Als ich nicht mehr schluchzte und der Sturm in meinem Kopf langsam aufhörte zu wüten, stand sie auf und sagte: „Das wird alles gar nicht so schlimm werden. Ich und meine Freundinnen bringen Dir alles bei, was Du wissen musst. Ab morgen ist täglich Neuseeländisch-Kurs angesagt! Das Gute ist: Die Grundlage der Sprache ist immer noch Englisch. Also steh auf. Wir gehen ins Einkaufszentrum auf die Toilette. Du wäschst Dich und dann holen wir das Fahrrad im Laden. Danach treffen wir uns mit Jessica und Paula im Café und da beginnt schon der Einsteigerkurs!“
Sie konnte wirklich gut motivieren, das musste man ihr lassen. Widerspruch war bei ihrer Bestimmtheit unmöglich.
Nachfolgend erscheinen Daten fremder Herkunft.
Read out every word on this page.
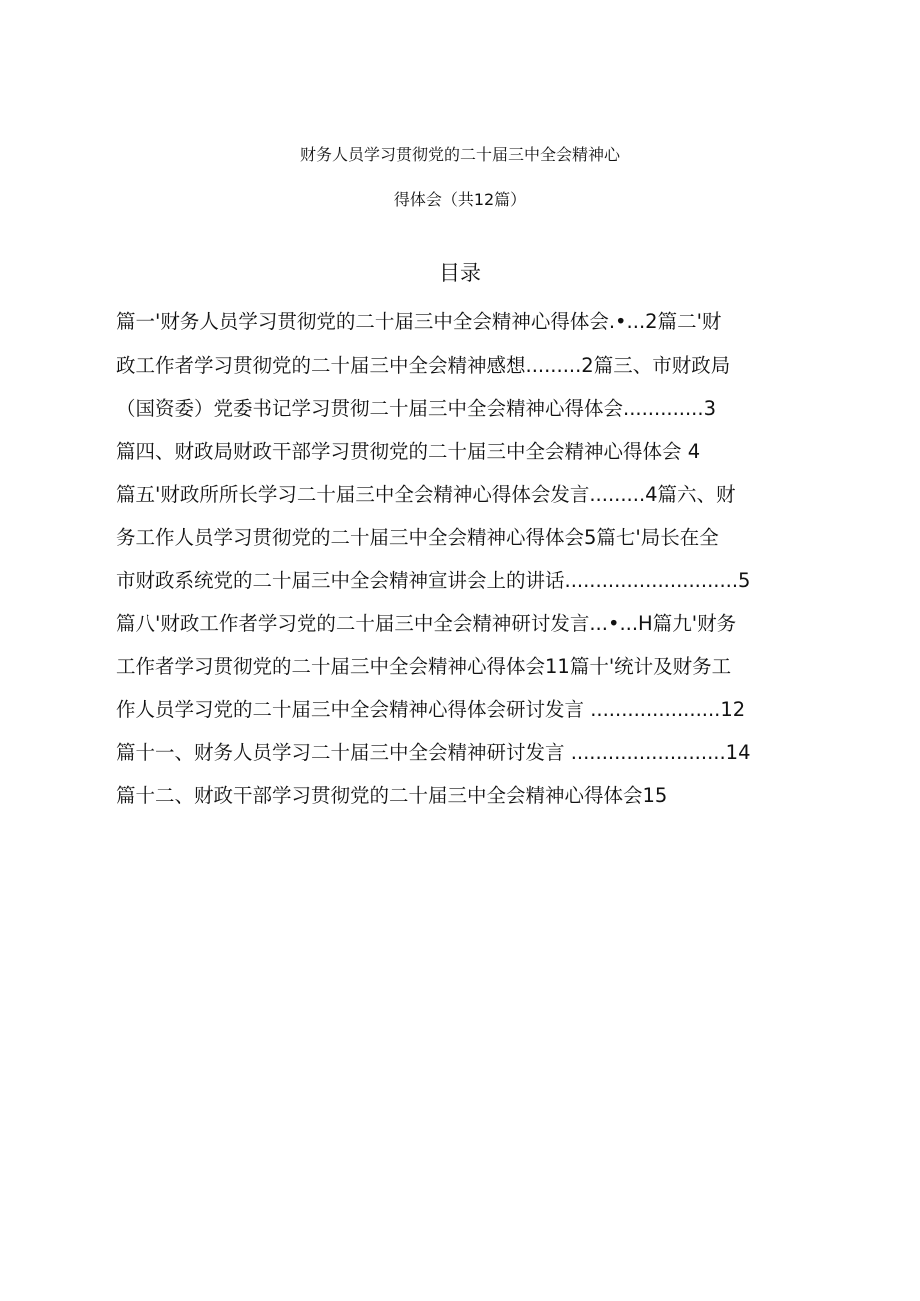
财务人员学习贯彻党的二十届三中全会精神心
得体会（共12篇）
目录
篇一'财务人员学习贯彻党的二十届三中全会精神心得体会.•...2篇二'财
政工作者学习贯彻党的二十届三中全会精神感想.........2篇三、市财政局
（国资委）党委书记学习贯彻二十届三中全会精神心得体会.............3
篇四、财政局财政干部学习贯彻党的二十届三中全会精神心得体会 4
篇五'财政所所长学习二十届三中全会精神心得体会发言.........4篇六、财
务工作人员学习贯彻党的二十届三中全会精神心得体会5篇七'局长在全
市财政系统党的二十届三中全会精神宣讲会上的讲话............................5
篇八'财政工作者学习党的二十届三中全会精神研讨发言...•...H篇九'财务
工作者学习贯彻党的二十届三中全会精神心得体会11篇十'统计及财务工
作人员学习党的二十届三中全会精神心得体会研讨发言 .....................12
篇十一、财务人员学习二十届三中全会精神研讨发言 .........................14
篇十二、财政干部学习贯彻党的二十届三中全会精神心得体会15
„Zu Befehl, Sir!“, sagte ich halbwegs authentisch und wir lachten.
Der Fahrradladen war gleich neben dem Einkaufszentrum an einem schönen Platz, auf dem ein Pavillon stand. Er hieß BikeFit und war überdimensioniert für eine Stadt von der Größe Blenheims, was sicherlich mit den schönen Bergen hier zu tun hatte und damit, dass die Einwohner und Touristen nichts Besseres in Blenheim anzufangen wussten als zu radeln. Auch ich hatte vor, das Fahrrad täglich zu nutzen, da die Schule zu weit weg war, um den Weg zu Fuß gehen zu können und weil es in Blenheim mit dem öffentlichen Verkehr nicht so weit her war wie in Frankfurt. Zwar könnte ich in Neuseeland mit meinen 17 Jahren den Führerschein machen, aber den Stress mit dem Linksverkehr wollte ich mir nicht antun, um dann zurück in Deutschland mich an den Rechtsverkehr gewöhnen zu müssen. Das Fahrrad war eine gute Alternative. Stephanie fuhr auch mit dem Rad zur Schule. So könnten wir zu zweit radeln. Das Angebot im Laden war groß. Ich hatte absolut keine Ahnung, worauf es ankam und was das Rad haben musste, um auch in den Bergen fahren zu können. Stephanie war meine letzte Hoffnung.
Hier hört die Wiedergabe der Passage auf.